When the adjacent magnetic layers are magnetized in a parallel, the arriving electron has a high probability of entering the adjacent layer with negligible scattering, because its spin orientation matches that of the adjacent layer's majority spins.

15. Sandwich
GMR materials consist of two soft magnetic layers of iron, nickel and cobalt alloys separated by a layer of a non-magnetic conductor such as copper.
For use in sensors, sandwich material is usually patterned into narrow stripes. The magnetic field rotate the magnetic layers into antiparallel or high resistance alignment.

16. GMR Heads
GMR heads are not named "giant" because of their size.
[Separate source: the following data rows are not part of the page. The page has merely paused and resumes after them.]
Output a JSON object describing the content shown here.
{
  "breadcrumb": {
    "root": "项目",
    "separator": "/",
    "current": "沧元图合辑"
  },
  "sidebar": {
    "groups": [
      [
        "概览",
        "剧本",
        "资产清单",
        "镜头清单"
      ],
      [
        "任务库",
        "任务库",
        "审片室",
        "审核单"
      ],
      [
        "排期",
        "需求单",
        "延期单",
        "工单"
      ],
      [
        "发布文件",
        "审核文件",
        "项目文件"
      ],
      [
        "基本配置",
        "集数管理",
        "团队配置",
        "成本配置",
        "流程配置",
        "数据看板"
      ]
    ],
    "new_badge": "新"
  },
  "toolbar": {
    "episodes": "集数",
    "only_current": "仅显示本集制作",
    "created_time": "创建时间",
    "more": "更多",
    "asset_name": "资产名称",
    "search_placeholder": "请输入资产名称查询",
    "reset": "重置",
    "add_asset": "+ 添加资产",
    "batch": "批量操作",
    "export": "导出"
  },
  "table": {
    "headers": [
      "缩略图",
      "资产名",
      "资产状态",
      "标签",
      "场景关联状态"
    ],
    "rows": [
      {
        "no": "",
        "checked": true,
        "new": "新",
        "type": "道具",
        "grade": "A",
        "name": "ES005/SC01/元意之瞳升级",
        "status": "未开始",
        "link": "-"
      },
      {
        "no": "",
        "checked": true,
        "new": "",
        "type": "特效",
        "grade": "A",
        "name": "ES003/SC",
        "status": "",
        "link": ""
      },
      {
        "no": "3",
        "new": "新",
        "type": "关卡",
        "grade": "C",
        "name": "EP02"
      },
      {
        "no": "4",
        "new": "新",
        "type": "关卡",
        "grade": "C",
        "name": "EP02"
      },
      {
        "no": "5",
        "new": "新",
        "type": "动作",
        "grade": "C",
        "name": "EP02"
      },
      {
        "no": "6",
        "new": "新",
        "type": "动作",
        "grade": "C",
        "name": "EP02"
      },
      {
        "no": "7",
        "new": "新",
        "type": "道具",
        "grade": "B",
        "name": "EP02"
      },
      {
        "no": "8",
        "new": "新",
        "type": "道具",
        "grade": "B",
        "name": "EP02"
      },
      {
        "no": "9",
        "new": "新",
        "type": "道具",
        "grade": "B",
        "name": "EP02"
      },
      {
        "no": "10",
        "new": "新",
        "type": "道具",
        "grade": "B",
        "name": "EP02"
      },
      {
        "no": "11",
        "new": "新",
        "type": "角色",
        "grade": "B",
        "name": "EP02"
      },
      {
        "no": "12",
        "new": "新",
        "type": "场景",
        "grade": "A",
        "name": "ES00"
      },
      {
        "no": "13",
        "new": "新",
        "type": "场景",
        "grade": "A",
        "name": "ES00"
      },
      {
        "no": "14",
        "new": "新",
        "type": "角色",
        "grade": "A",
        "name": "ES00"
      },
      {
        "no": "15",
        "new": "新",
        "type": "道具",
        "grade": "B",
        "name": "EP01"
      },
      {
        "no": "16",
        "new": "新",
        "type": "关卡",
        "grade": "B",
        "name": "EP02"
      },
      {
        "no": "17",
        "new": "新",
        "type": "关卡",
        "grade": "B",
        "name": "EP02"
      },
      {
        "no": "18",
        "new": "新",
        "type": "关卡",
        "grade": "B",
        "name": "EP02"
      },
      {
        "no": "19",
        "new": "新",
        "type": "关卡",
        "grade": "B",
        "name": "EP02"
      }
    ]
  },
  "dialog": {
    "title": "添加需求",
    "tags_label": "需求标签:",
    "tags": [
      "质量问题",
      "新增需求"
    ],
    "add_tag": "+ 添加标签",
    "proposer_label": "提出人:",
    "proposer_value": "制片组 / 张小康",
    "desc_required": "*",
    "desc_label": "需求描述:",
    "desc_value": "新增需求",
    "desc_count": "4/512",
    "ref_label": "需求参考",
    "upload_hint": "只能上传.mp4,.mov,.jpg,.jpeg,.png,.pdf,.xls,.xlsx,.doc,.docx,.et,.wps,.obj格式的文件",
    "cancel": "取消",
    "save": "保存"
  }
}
Rather, they are named after the giant MR effect.
By December 1997, IBM had introduced its first hard disk product using GMR heads

17. Structure of GMR Heads
GMR heads are comprised of four layers of thin material sandwiched together into a single structure:
Free Layer : This is the sensing layer, made of a nickel-iron alloy, and is passed over the surface of the data bits to be read. As its name implies, it is free to rotate in response to the magnetic patterns on the disk.
Spacer : This layer is nonmagnetic, typically made from copper, and is placed between the free and pinned layers to separate them magnetically.
Pinned Layer : This layer of cobalt material is held in a fixed magnetic orientation by virtue of its adjacency to the exchange layer.
Exchange Layer : This layer is made of an "antiferromagnetic" material, and fixes the pinned layer's magnetic orientation.

18. Working Mechanism

19. Working Mechanism
Defining the positive field direction as the direction of the magnetization of the pinned layers, the layers have parrel magnetizations for H>0.
In a small field interval close to H=0 the magnetization of the free ferromagnetic layer reverse, whereas the magnetization of the pinned layer remains fixed. Therefore, this induces the antiparallel spin configuration with higher resistance by GMR effect.
Only upon the application of a large negative field(equal to the Hex), the exchange bias interaction is overcome, and the pinned layer also switches, inducing again the low resistance.

20. Sensing
When the head passes over a magnetic field of one polarity, the electrons on the free layer turn to align with those on the pinned layer, creating a lower resistance in the head structure.
When the head passes over a field of opposite polarity, the free layer electrons rotate so that they are not aligned with the electrons on the pinned layer. This causes an increase in the structure's resistance.
Because the resistance changes are caused by changes to the spin characteristics of electrons in the free layer, GMR heads are also known as spin valves.